In the light of the General Data Protection Regulation (GDPR)1, the challenge of proper application of pseudonymisation to personal data is gradually becoming a highly debated topic in many different communities, ranging from research and academia to justice and law enforcement and to compliance management in several organisations in Europe. Based on previous ENISA’s work in the field2, this report explores further the basic notions of pseudonymisation, as well as technical solutions that can support implementation in practice.
In particular, starting from a number of pseudonymisation scenarios, the report defines first the main actors that can be involved in the process of pseudonymisation along with their possible roles. It then analyses the different adversarial models and attacking techniques against pseudonymisation, such as brute force attack, dictionary search and guesswork. Moreover, it presents the main pseudonymisation techniques (e.g. counter, random number generator, cryptographic hash function, message authentication code and encryption) and pseudonymisation policies (e.g. deterministic, document-randomized and fully randomized pseudonymisation) available today. It especially addresses the parameters that may influence the choice of pseudonymisation technique or policy in practice, such as data protection, utility, scalability and recovery. Some more advanced pseudonymisation techniques are also briefly referenced. On the basis of the aforementioned descriptions, the report further builds on two use cases on the pseudonymisation of IP addresses and email addresses, analysing the particularities arising from these specific types of identifiers. It also examines a more complex use case of the pseudonymisation of multiple data records, discussing the possibilities of reidentification.

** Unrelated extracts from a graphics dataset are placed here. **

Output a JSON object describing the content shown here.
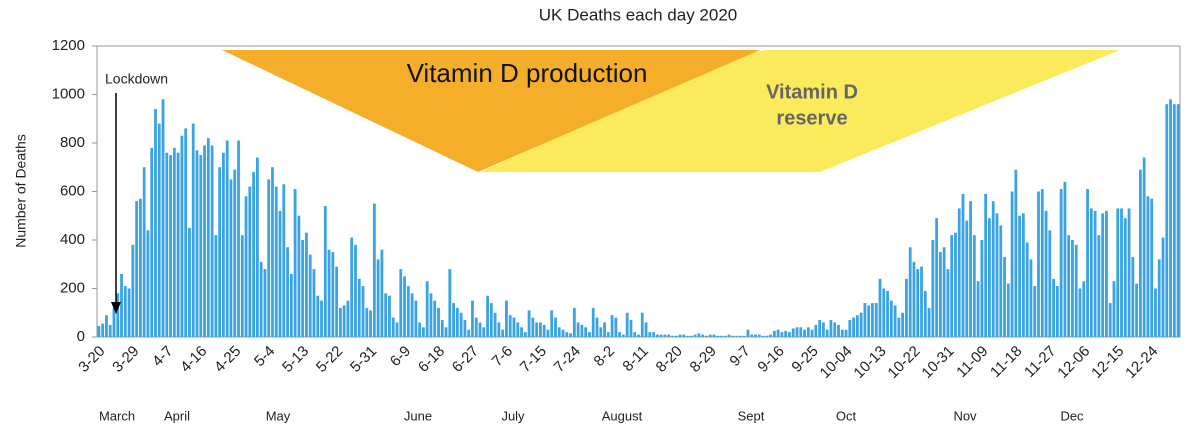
{
  "chart_data": {
    "type": "bar",
    "title": "UK Deaths each day 2020",
    "ylabel": "Number of Deaths",
    "categories": [
      "3-20",
      null,
      null,
      null,
      null,
      null,
      null,
      null,
      null,
      "3-29",
      null,
      null,
      null,
      null,
      null,
      null,
      null,
      null,
      "4-7",
      null,
      null,
      null,
      null,
      null,
      null,
      null,
      null,
      "4-16",
      null,
      null,
      null,
      null,
      null,
      null,
      null,
      null,
      "4-25",
      null,
      null,
      null,
      null,
      null,
      null,
      null,
      null,
      "5-4",
      null,
      null,
      null,
      null,
      null,
      null,
      null,
      null,
      "5-13",
      null,
      null,
      null,
      null,
      null,
      null,
      null,
      null,
      "5-22",
      null,
      null,
      null,
      null,
      null,
      null,
      null,
      null,
      "5-31",
      null,
      null,
      null,
      null,
      null,
      null,
      null,
      null,
      "6-9",
      null,
      null,
      null,
      null,
      null,
      null,
      null,
      null,
      "6-18",
      null,
      null,
      null,
      null,
      null,
      null,
      null,
      null,
      "6-27",
      null,
      null,
      null,
      null,
      null,
      null,
      null,
      null,
      "7-6",
      null,
      null,
      null,
      null,
      null,
      null,
      null,
      null,
      "7-15",
      null,
      null,
      null,
      null,
      null,
      null,
      null,
      null,
      "7-24",
      null,
      null,
      null,
      null,
      null,
      null,
      null,
      null,
      "8-2",
      null,
      null,
      null,
      null,
      null,
      null,
      null,
      null,
      "8-11",
      null,
      null,
      null,
      null,
      null,
      null,
      null,
      null,
      "8-20",
      null,
      null,
      null,
      null,
      null,
      null,
      null,
      null,
      "8-29",
      null,
      null,
      null,
      null,
      null,
      null,
      null,
      null,
      "9-7",
      null,
      null,
      null,
      null,
      null,
      null,
      null,
      null,
      "9-16",
      null,
      null,
      null,
      null,
      null,
      null,
      null,
      null,
      "9-25",
      null,
      null,
      null,
      null,
      null,
      null,
      null,
      null,
      "10-04",
      null,
      null,
      null,
      null,
      null,
      null,
      null,
      null,
      "10-13",
      null,
      null,
      null,
      null,
      null,
      null,
      null,
      null,
      "10-22",
      null,
      null,
      null,
      null,
      null,
      null,
      null,
      null,
      "10-31",
      null,
      null,
      null,
      null,
      null,
      null,
      null,
      null,
      "11-09",
      null,
      null,
      null,
      null,
      null,
      null,
      null,
      null,
      "11-18",
      null,
      null,
      null,
      null,
      null,
      null,
      null,
      null,
      "11-27",
      null,
      null,
      null,
      null,
      null,
      null,
      null,
      null,
      "12-06",
      null,
      null,
      null,
      null,
      null,
      null,
      null,
      null,
      "12-15",
      null,
      null,
      null,
      null,
      null,
      null,
      null,
      null,
      "12-24",
      null,
      null,
      null,
      null,
      null,
      null,
      null
    ],
    "values": [
      45,
      55,
      90,
      50,
      120,
      180,
      260,
      210,
      200,
      380,
      560,
      570,
      700,
      440,
      780,
      940,
      880,
      980,
      760,
      750,
      780,
      760,
      830,
      860,
      450,
      880,
      770,
      750,
      790,
      820,
      790,
      420,
      700,
      760,
      810,
      650,
      690,
      810,
      420,
      580,
      620,
      680,
      740,
      310,
      280,
      650,
      700,
      620,
      520,
      630,
      370,
      260,
      610,
      500,
      400,
      430,
      340,
      280,
      170,
      150,
      540,
      360,
      350,
      290,
      120,
      130,
      150,
      410,
      380,
      240,
      210,
      120,
      110,
      550,
      320,
      360,
      180,
      170,
      80,
      60,
      280,
      250,
      210,
      180,
      150,
      60,
      40,
      230,
      180,
      150,
      120,
      70,
      40,
      280,
      140,
      120,
      100,
      70,
      30,
      150,
      80,
      60,
      40,
      170,
      140,
      100,
      60,
      30,
      150,
      90,
      80,
      60,
      40,
      20,
      110,
      80,
      60,
      60,
      50,
      30,
      110,
      80,
      40,
      30,
      20,
      15,
      120,
      60,
      50,
      40,
      20,
      120,
      80,
      40,
      60,
      20,
      90,
      80,
      20,
      10,
      100,
      70,
      20,
      10,
      100,
      60,
      20,
      20,
      10,
      10,
      10,
      10,
      5,
      5,
      10,
      10,
      5,
      5,
      10,
      15,
      10,
      5,
      10,
      10,
      5,
      5,
      5,
      10,
      5,
      5,
      5,
      5,
      30,
      10,
      10,
      10,
      5,
      5,
      10,
      25,
      30,
      20,
      25,
      20,
      35,
      40,
      40,
      30,
      40,
      30,
      50,
      70,
      60,
      30,
      70,
      60,
      50,
      30,
      30,
      70,
      80,
      90,
      100,
      140,
      130,
      140,
      140,
      240,
      200,
      190,
      150,
      130,
      80,
      100,
      240,
      370,
      310,
      280,
      290,
      190,
      120,
      400,
      490,
      350,
      370,
      280,
      420,
      430,
      530,
      590,
      480,
      560,
      420,
      230,
      400,
      590,
      490,
      560,
      510,
      460,
      330,
      220,
      600,
      690,
      500,
      510,
      390,
      320,
      210,
      600,
      610,
      520,
      440,
      240,
      210,
      610,
      640,
      420,
      400,
      380,
      200,
      230,
      610,
      530,
      520,
      420,
      510,
      520,
      140,
      230,
      530,
      530,
      490,
      530,
      330,
      220,
      690,
      740,
      580,
      570,
      200,
      320,
      410,
      960,
      980,
      960,
      960
    ],
    "color": "#3aa3e3",
    "ylim": [
      0,
      1200
    ],
    "yticks": [
      0,
      200,
      400,
      600,
      800,
      1000,
      1200
    ],
    "grid": false,
    "month_labels": [
      "March",
      "April",
      "May",
      "June",
      "July",
      "August",
      "Sept",
      "Oct",
      "Nov",
      "Dec"
    ],
    "annotations": {
      "lockdown": "Lockdown",
      "production": "Vitamin D production",
      "reserve": [
        "Vitamin D",
        "reserve"
      ]
    }
  }
}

One of the main outcomes of the report is that there is no single easy solution to pseudonymisation that works for all approaches in all possible scenarios. On the contrary, it requires a high level of competence in order to apply a robust pseudonymisation process, possibly reducing the threat of discrimination or re-identification attacks, while maintaining the degree of utility necessary for the processing of the pseudonymised data.
To this end, the report draws the following conclusions and recommendations for all relevant stakeholders as regards the practical adoption and implementation of data pseudonymisation.

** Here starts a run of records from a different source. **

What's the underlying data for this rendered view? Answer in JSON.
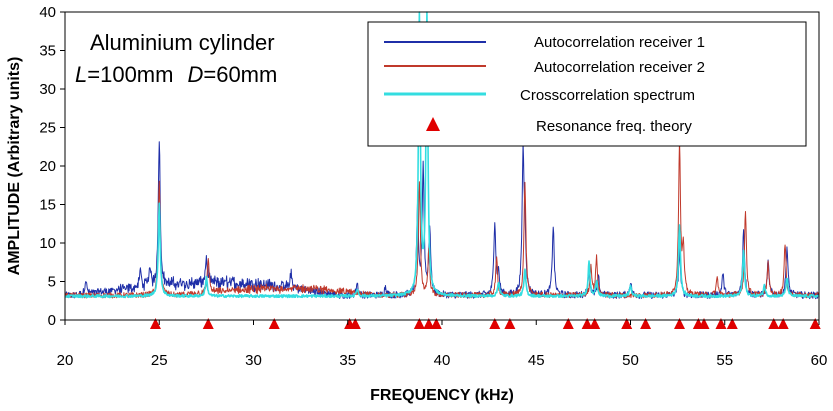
{
  "chart_data": {
    "type": "line",
    "xlabel": "FREQUENCY (kHz)",
    "ylabel": "AMPLITUDE (Arbitrary units)",
    "xlim": [
      20,
      60
    ],
    "ylim": [
      0,
      40
    ],
    "x_ticks": [
      "20",
      "25",
      "30",
      "35",
      "40",
      "45",
      "50",
      "55",
      "60"
    ],
    "y_ticks": [
      "0",
      "5",
      "10",
      "15",
      "20",
      "25",
      "30",
      "35",
      "40"
    ],
    "annotation": {
      "line1": "Aluminium cylinder",
      "line2_L": "L",
      "line2_L_value": "=100mm",
      "line2_D": "D",
      "line2_D_value": "=60mm"
    },
    "legend_position": "top-right",
    "series": [
      {
        "name": "Autocorrelation receiver 1",
        "color": "#1f2fa8",
        "baseline": 3.2,
        "humps": [
          {
            "x1": 20.5,
            "x2": 34.5,
            "x": 28.5,
            "y": 1.6
          }
        ],
        "peaks": [
          [
            21.1,
            5.0
          ],
          [
            24.0,
            5.3
          ],
          [
            24.5,
            5.5
          ],
          [
            25.0,
            22.5
          ],
          [
            27.5,
            6.5
          ],
          [
            32.0,
            5.0
          ],
          [
            35.5,
            4.8
          ],
          [
            37.0,
            4.4
          ],
          [
            38.7,
            14.0
          ],
          [
            39.0,
            20.0
          ],
          [
            39.35,
            12.0
          ],
          [
            42.8,
            12.8
          ],
          [
            43.0,
            6.0
          ],
          [
            44.3,
            21.0
          ],
          [
            44.4,
            10.0
          ],
          [
            45.9,
            12.2
          ],
          [
            47.8,
            6.5
          ],
          [
            48.3,
            5.5
          ],
          [
            50.0,
            5.0
          ],
          [
            52.6,
            9.0
          ],
          [
            54.9,
            6.0
          ],
          [
            56.0,
            12.0
          ],
          [
            57.3,
            7.5
          ],
          [
            58.3,
            9.5
          ]
        ]
      },
      {
        "name": "Autocorrelation receiver 2",
        "color": "#c0392b",
        "baseline": 3.2,
        "humps": [
          {
            "x1": 26.0,
            "x2": 36.5,
            "x": 32.0,
            "y": 0.9
          }
        ],
        "peaks": [
          [
            25.0,
            18.0
          ],
          [
            27.6,
            7.6
          ],
          [
            38.8,
            18.0
          ],
          [
            39.3,
            9.0
          ],
          [
            42.9,
            8.0
          ],
          [
            44.4,
            18.0
          ],
          [
            47.9,
            7.0
          ],
          [
            48.2,
            8.0
          ],
          [
            52.6,
            23.0
          ],
          [
            52.8,
            9.0
          ],
          [
            54.6,
            5.5
          ],
          [
            56.1,
            14.2
          ],
          [
            57.3,
            7.3
          ],
          [
            58.2,
            9.8
          ]
        ]
      },
      {
        "name": "Crosscorrelation spectrum",
        "color": "#33dde0",
        "baseline": 3.1,
        "humps": [],
        "peaks": [
          [
            25.0,
            15.0
          ],
          [
            27.5,
            5.5
          ],
          [
            35.5,
            4.0
          ],
          [
            38.8,
            40.0
          ],
          [
            39.2,
            40.0
          ],
          [
            43.0,
            5.0
          ],
          [
            44.4,
            6.5
          ],
          [
            47.8,
            7.5
          ],
          [
            48.2,
            5.0
          ],
          [
            50.0,
            4.5
          ],
          [
            52.6,
            12.5
          ],
          [
            56.0,
            9.0
          ],
          [
            57.1,
            4.5
          ],
          [
            58.3,
            5.5
          ]
        ]
      }
    ],
    "theory": {
      "name": "Resonance freq. theory",
      "color": "#e00000",
      "x": [
        24.8,
        27.6,
        31.1,
        35.1,
        35.4,
        38.8,
        39.3,
        39.7,
        42.8,
        43.6,
        46.7,
        47.7,
        48.1,
        49.8,
        50.8,
        52.6,
        53.6,
        53.9,
        54.8,
        55.4,
        57.6,
        58.1,
        59.8
      ]
    }
  }
}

A RISK-BASED APPROACH TOWARDS PSEUDONYMISATION
Although all known pseudonymisation techniques have their own, well-understood, intrinsic properties, this does not render the choice of the proper technique a trivial task in practice. A risk-based approach needs, thus, to be adopted, assessing the required protection level, while considering relevant utility and scalability needs.

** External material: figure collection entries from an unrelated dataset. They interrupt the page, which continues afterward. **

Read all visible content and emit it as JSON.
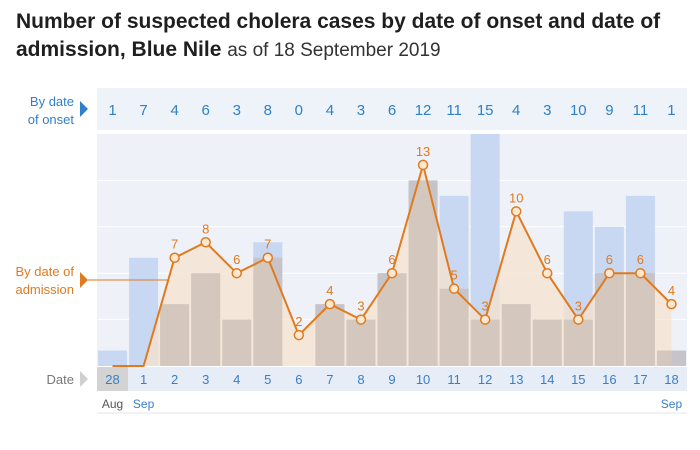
{
  "title": {
    "main": "Number of suspected cholera cases by date of onset and date of admission, Blue Nile",
    "sub": "as of 18 September 2019"
  },
  "labels": {
    "onset_line1": "By date",
    "onset_line2": "of onset",
    "admission_line1": "By date of",
    "admission_line2": "admission",
    "date": "Date"
  },
  "colors": {
    "onset_bar": "#c9d8f2",
    "admission_bar": "#c4b8ad",
    "admission_line": "#e07a1f",
    "admission_area": "#f6e3cf",
    "header_blue": "#2f80c8",
    "plot_bg": "#eef1f8"
  },
  "chart_data": {
    "type": "bar",
    "categories": [
      "28",
      "1",
      "2",
      "3",
      "4",
      "5",
      "6",
      "7",
      "8",
      "9",
      "10",
      "11",
      "12",
      "13",
      "14",
      "15",
      "16",
      "17",
      "18"
    ],
    "months": [
      {
        "label": "Aug",
        "at": "28"
      },
      {
        "label": "Sep",
        "at": "1"
      },
      {
        "label": "Sep",
        "at": "18"
      }
    ],
    "series": [
      {
        "name": "By date of onset",
        "values": [
          1,
          7,
          4,
          6,
          3,
          8,
          0,
          4,
          3,
          6,
          12,
          11,
          15,
          4,
          3,
          10,
          9,
          11,
          1
        ]
      },
      {
        "name": "By date of admission",
        "values": [
          0,
          0,
          7,
          8,
          6,
          7,
          2,
          4,
          3,
          6,
          13,
          5,
          3,
          10,
          6,
          3,
          6,
          6,
          4
        ]
      }
    ],
    "admission_labels_shown": [
      false,
      false,
      true,
      true,
      true,
      true,
      true,
      true,
      true,
      true,
      true,
      true,
      true,
      true,
      true,
      true,
      true,
      true,
      true
    ],
    "ylim": [
      0,
      15
    ]
  }
}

Data controllers and processors should carefully consider the implementation of pseudonymisation following a risk-based approach, taking into account the purpose and overall context of the personal data processing, as well as the utility and scalability levels they wish to achieve.
Producers of products, services and applications should provide adequate information to controllers and processors regarding their use of pseudonymisation techniques and the security and data protection levels that these provide.
Regulators (e.g. Data Protection Authorities and the European Data Protection Board) should provide practical guidance to data controllers and processors with regard to the assessment of the risk, while promoting best practices in the field of pseudonymisation.
DEFINING THE STATE-OF-THE-ART
In order to support a risk-based approach for pseudonymisation, the definition of the state-of-theart in the field is essential. To this end, it is important to work towards specific use cases and examples, providing more details and possible options regarding technical implementation.
The European Commission and the relevant EU institutions should support the definition and dissemination of the state-of-the-art in pseudonymisation, in co-operation with the research community and industry in the field.
Regulators (e.g. Data Protection Authorities and the European Data Protection Board) should promote the publication of best practices in the field of pseudonymisation.
ADVANCING THE STATE-OF-THE-ART
While the focus of the report was on basic pseudonymisation techniques that are available today, the use of more advanced (and robust) techniques, such as those arising from the area of anonymisation, is very important for addressing the increasingly complex scenarios in practice.
The research community should work on extending the current pseudonymisation techniques to more advanced solutions effectively addressing special challenges appearing in the big data era. The European Commission and the relevant EU institutions should support and disseminate these efforts.